Meld u hier aan voor de ScienceGuide Nieuwsbrief 

 

Docenten moeten onderwijsontwerpers zijn 

Aangezien het online onderwijs de mogelijkheden binnen het onderwijs heeft verrijkt, hebben docenten meer keuzes gekregen wat betreft onderwijsdoelen, leeractiviteiten en werkvormen. “Docenten moeten de verschillende modellen waarmee blended onderwijs kan worden vormgegeven nu samenvoegen met hun reguliere ontwerpmodel”, legt Dirkx uit. “Bij elke leeractiviteit moet je nu bepalen of je het online of offline, gelijktijdig of op eigen gelegenheid wilt laten doen. Daarnaast moeten docenten de afweging maken welke tools het beste passen voor het gekozen doel, zegt Dirkx.” 

Ook in het toetsen van studenten kan man volgens Dirkx profiteren van het inzetten van ICT. Met de learning analytics uit learning management-systemen zoals Moodle, Blackboard en Canvas kunnen docenten het leerproces van een student goed volgen en weer terugkoppelen naar de student. 

Deze situatie maakt, meer dan vroeger, duidelijk dan een docent als een ontwerper moet bezigzijn met het onderwijs“, duidt Van der Klink. Door de mogelijkheid van online onderwijs worden docenten volgens hem uitgedaagd om beter te bedenken wat ze willen bereiken, welke mogelijkheden ze daartoe hebben, en hoe ze hun doelen en middelen met elkaar zullen verbinden 

Van der Klink schetst het verschil dat digitale mogelijkheden maken bij het ontwerp van een cursus die bijvoorbeeld 120 uur en zes bijeenkomsten telt. “Dan ontwierp je die zes bijeenkomsten en de toets, maar daarin kon je misschien twaalf uur onderbrengen. Voor die andere meer dan honderd uur zei je tegen studenten: ‘nou, lees het boek maar, en veel wijsheid en plezier gewenst'”, vertelt hij enigszins gekscherend. 

Met digitale mogelijkheden denkt een docent daarentegen meer en gevarieerder na over taken waarmee studenten op een leuke manier voor een onderwerp te interesseren zijn, legt Van der Klink uit. Dat kan bijvoorbeeld met bijpassende filmpjes of korte opdrachten die studenten zelf nakijken. Je bent dus meer bezig met studenten stapsgewijs door de cursus te leiden”, zegt hij. “Daarbij blijf ik als docent natuurlijk ook die zes bijeenkomsten doen, want ik wil mijn studenten heel graag ontmoeten. Maar ik ga daarbij wel bedenken hoe een bijeenkomst iets kan brengen dat ik niet kan bereiken door studenten op afstand iets te laten doen. 

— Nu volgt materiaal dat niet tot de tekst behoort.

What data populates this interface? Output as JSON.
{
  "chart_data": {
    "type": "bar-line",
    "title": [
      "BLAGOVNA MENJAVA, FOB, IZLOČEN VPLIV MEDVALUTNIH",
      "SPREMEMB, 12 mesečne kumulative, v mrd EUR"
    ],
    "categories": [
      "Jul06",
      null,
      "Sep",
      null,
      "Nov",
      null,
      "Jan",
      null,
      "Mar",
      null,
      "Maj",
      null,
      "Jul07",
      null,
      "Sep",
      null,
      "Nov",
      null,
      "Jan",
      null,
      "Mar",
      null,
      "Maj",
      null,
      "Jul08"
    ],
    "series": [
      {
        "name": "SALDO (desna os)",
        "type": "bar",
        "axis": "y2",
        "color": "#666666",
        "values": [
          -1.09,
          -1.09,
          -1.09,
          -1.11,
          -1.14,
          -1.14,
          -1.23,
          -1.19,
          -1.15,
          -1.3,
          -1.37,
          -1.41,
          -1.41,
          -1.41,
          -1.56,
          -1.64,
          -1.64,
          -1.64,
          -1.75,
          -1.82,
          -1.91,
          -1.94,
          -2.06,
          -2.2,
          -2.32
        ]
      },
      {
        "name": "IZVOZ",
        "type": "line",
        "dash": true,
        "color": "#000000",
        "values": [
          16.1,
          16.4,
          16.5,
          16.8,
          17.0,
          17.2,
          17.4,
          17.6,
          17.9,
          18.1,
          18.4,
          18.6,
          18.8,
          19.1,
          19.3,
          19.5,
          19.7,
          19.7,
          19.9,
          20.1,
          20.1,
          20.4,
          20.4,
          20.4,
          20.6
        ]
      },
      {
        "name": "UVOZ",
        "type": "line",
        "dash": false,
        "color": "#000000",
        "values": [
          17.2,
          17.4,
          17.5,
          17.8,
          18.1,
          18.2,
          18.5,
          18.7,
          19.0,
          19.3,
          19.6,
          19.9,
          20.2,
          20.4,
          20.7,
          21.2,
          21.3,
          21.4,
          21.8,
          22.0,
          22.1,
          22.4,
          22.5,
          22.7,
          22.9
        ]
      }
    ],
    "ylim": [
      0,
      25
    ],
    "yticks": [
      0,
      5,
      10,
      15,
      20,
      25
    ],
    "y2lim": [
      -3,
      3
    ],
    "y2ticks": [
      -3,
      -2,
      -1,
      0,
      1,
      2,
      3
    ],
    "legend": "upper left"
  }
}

Docenten moeten leren, maar doen dat ook graag 

Dirkx en Van der Klink beseffen beiden dat deze transitie richting blended onderwijs om een verdergaande professionalisering van docenten vraagt. “Docenten moeten een bepaald basisniveau op het gebied van ICT krijgen”, zegt Dirkx. “Maar niet iedereen moet alles kunnen. De ontwikkelingen gaan immers zo snel. Het is daarom belangrijk om als onderwijsinstelling experts in huis te hebben.” 

Als voorbeeld noemt Dirkx de Basis- en Seniorkwalificatie Examinering (BKE en SKE). “Binnen een curriculumcommissie zou dan over een aantal jaar bijvoorbeeld ten minste één van de leden een ‘senior kwalificatie blended’ moeten hebben.” Daarnaast ziet Dirkx dat de één wat zich wat meer richt op het blended vormgeven van een curriculum terwijl de ander juist meer gericht is op de ICT. “Het is belangrijk dat de verschillende rollen in profielen worden beschreven en dat mensen ondersteund worden om zich in die rol te ontwikkelen”, zegt ze daarover. “Daarom moet je enerzijds professionalisering aanbieden, maar dat moet je ook in je HR-beleid gaan meenemen.” 

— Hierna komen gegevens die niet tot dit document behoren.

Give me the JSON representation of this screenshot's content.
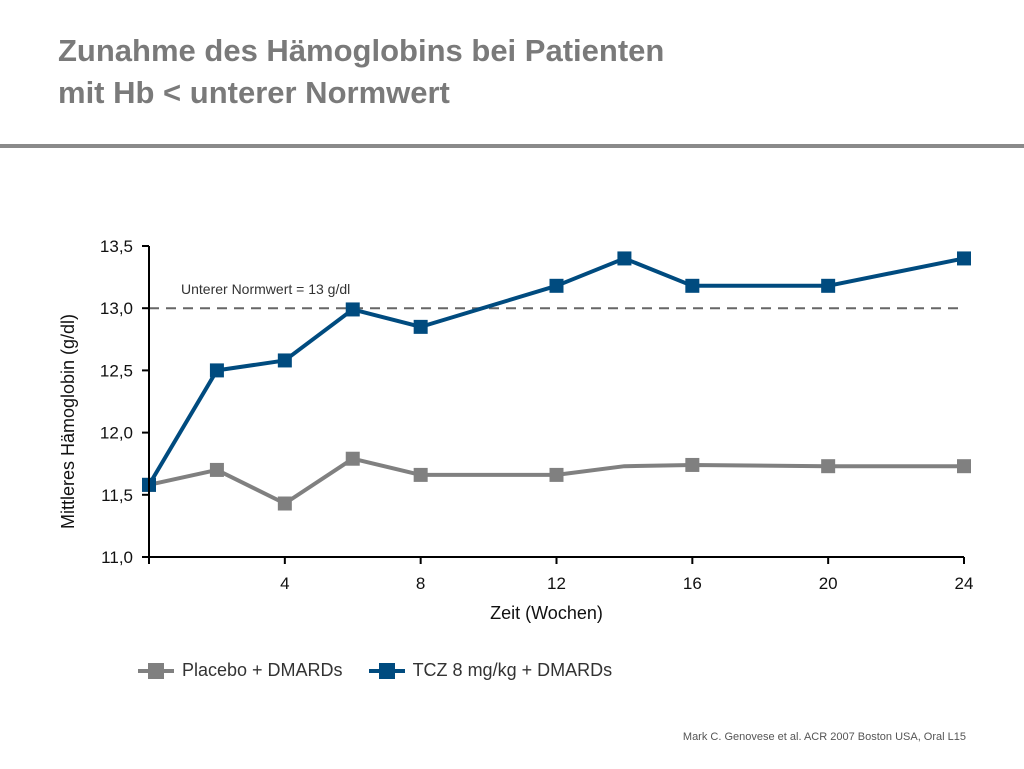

Als die professionalisering niet wordt aangeboden, blijft het online onderwijs steken op het niveau van de afgelopen tijd, waarschuwt Van der Klink. “Je kunt niet verwachten dat je hoogwaardig blended onderwijs kunt aanbieden wanneer je de professionalisering van de docenten niet ter harte neemt.” Daarbij weet hij uit onderzoek dat docenten graag nieuwe kennis tot zich nemen, op voorwaarde dat die kennis toepasbaar is in hun eigen praktijk. Ook vinden docenten het prettig om te leren van collega’s van andere opleidingen en faculteiten, zodat ze hun blik kunnen verbreden. “Als de inhoud maar past bij datgene wat ze willen leren”, aldus Van der Klink. 

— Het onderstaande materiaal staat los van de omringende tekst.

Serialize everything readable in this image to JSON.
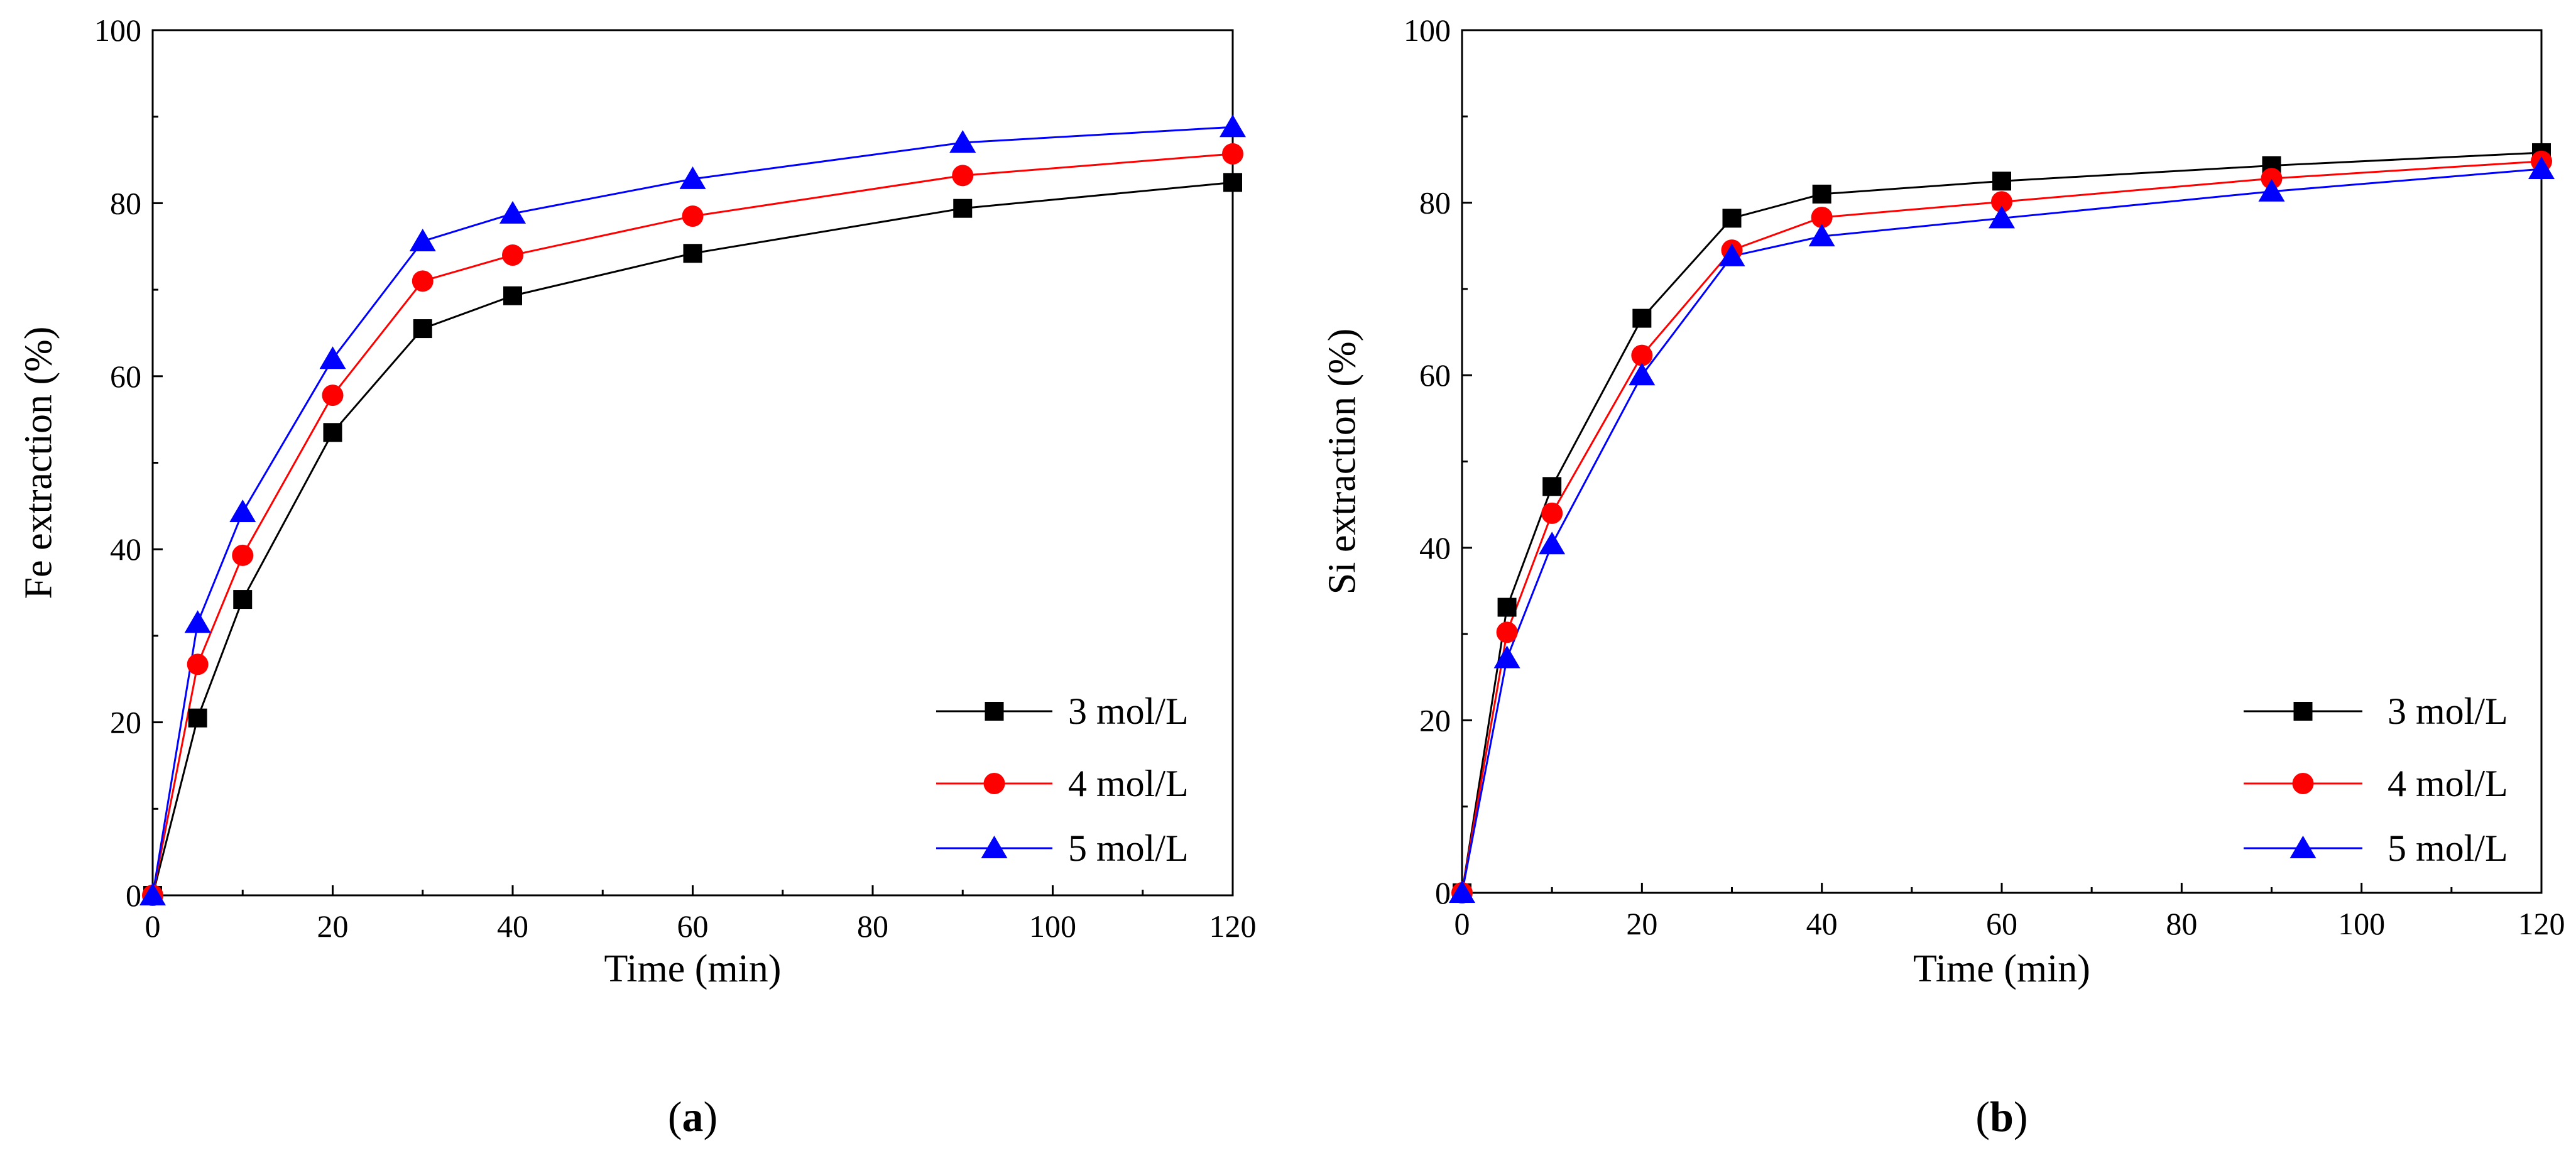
{
  "chart_data": [
    {
      "id": "a",
      "type": "line",
      "panel_label": "a",
      "xlabel": "Time (min)",
      "ylabel": "Fe extraction (%)",
      "xlim": [
        0,
        120
      ],
      "ylim": [
        0,
        100
      ],
      "xticks": [
        0,
        20,
        40,
        60,
        80,
        100,
        120
      ],
      "yticks": [
        0,
        20,
        40,
        60,
        80,
        100
      ],
      "grid": false,
      "legend_position": "bottom-right",
      "x": [
        0,
        5,
        10,
        20,
        30,
        40,
        60,
        90,
        120
      ],
      "series": [
        {
          "name": "3 mol/L",
          "marker": "square",
          "color": "#000000",
          "values": [
            0,
            20.5,
            34.2,
            53.5,
            65.5,
            69.3,
            74.2,
            79.4,
            82.4
          ]
        },
        {
          "name": "4 mol/L",
          "marker": "circle",
          "color": "#ff0000",
          "values": [
            0,
            26.7,
            39.3,
            57.8,
            71.0,
            74.0,
            78.5,
            83.2,
            85.7
          ]
        },
        {
          "name": "5 mol/L",
          "marker": "triangle",
          "color": "#0000ff",
          "values": [
            0,
            31.5,
            44.3,
            62.0,
            75.6,
            78.8,
            82.8,
            87.0,
            88.8
          ]
        }
      ]
    },
    {
      "id": "b",
      "type": "line",
      "panel_label": "b",
      "xlabel": "Time (min)",
      "ylabel": "Si extraction (%)",
      "xlim": [
        0,
        120
      ],
      "ylim": [
        0,
        100
      ],
      "xticks": [
        0,
        20,
        40,
        60,
        80,
        100,
        120
      ],
      "yticks": [
        0,
        20,
        40,
        60,
        80,
        100
      ],
      "grid": false,
      "legend_position": "bottom-right",
      "x": [
        0,
        5,
        10,
        20,
        30,
        40,
        60,
        90,
        120
      ],
      "series": [
        {
          "name": "3 mol/L",
          "marker": "square",
          "color": "#000000",
          "values": [
            0,
            33.1,
            47.1,
            66.6,
            78.2,
            81.0,
            82.5,
            84.3,
            85.8
          ]
        },
        {
          "name": "4 mol/L",
          "marker": "circle",
          "color": "#ff0000",
          "values": [
            0,
            30.2,
            44.0,
            62.3,
            74.5,
            78.3,
            80.1,
            82.8,
            84.8
          ]
        },
        {
          "name": "5 mol/L",
          "marker": "triangle",
          "color": "#0000ff",
          "values": [
            0,
            27.2,
            40.4,
            60.0,
            73.8,
            76.1,
            78.2,
            81.3,
            83.9
          ]
        }
      ]
    }
  ]
}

Bij Zuyd Hogeschool houdt men zich daarom op meerdere niveaus met docentprofessionalisering bezig, legt Dirkx uit. Zo zijn er cursussen in het praktische gebruik van de digitale leeromgeving, maar is men ook bezig met het ontwikkelen van ontwerpestafettes. Daarbij buigen teams van docenten en ondersteuners zich over een stukje van een curriculum, bijvoorbeeld een bestaande module, om daarvoor samen een blend op maat te maken. 

Gebruik digitale middelen waarvoor ze bedoeld zijn 

Hoewel de transitie naar weldoordacht blended onderwijs nog jaren kan duren, zien de beide onderzoekers ook dingen in het huidige online onderwijs die meteen verbeterd kunnen worden. “Ik zie dat de digitale leeromgeving nog vaak wordt gebruikt als een soort dropbox. Daar moeten we echt van af”, zegt Dirkx. “Een digitale leeromgeving zoals Moodle moet een rijke leeromgeving worden waarin je kunt léren, niet enkel een plaats waar je je onderwijsmateriaal neerzet. Als we daarin stappen maken, komt het ontwerp van beter online onderwijs vanzelf ook op gang.”  

Van der Klink vult aan dat het belangrijk is de applicaties te gebruiken waarvoor ze bedoeld zijn. Een learning management system zoals Moodle moet dus alleen als online leeromgeving worden gebruikt, en een videoconferencing tool zoals Teams of Zoom alleen voor de online lessen. “Je moet de kwaliteiten van die twee respecteren en ze niet voor iets gebruiken waarvoor ze niet zijn bedoeld.” 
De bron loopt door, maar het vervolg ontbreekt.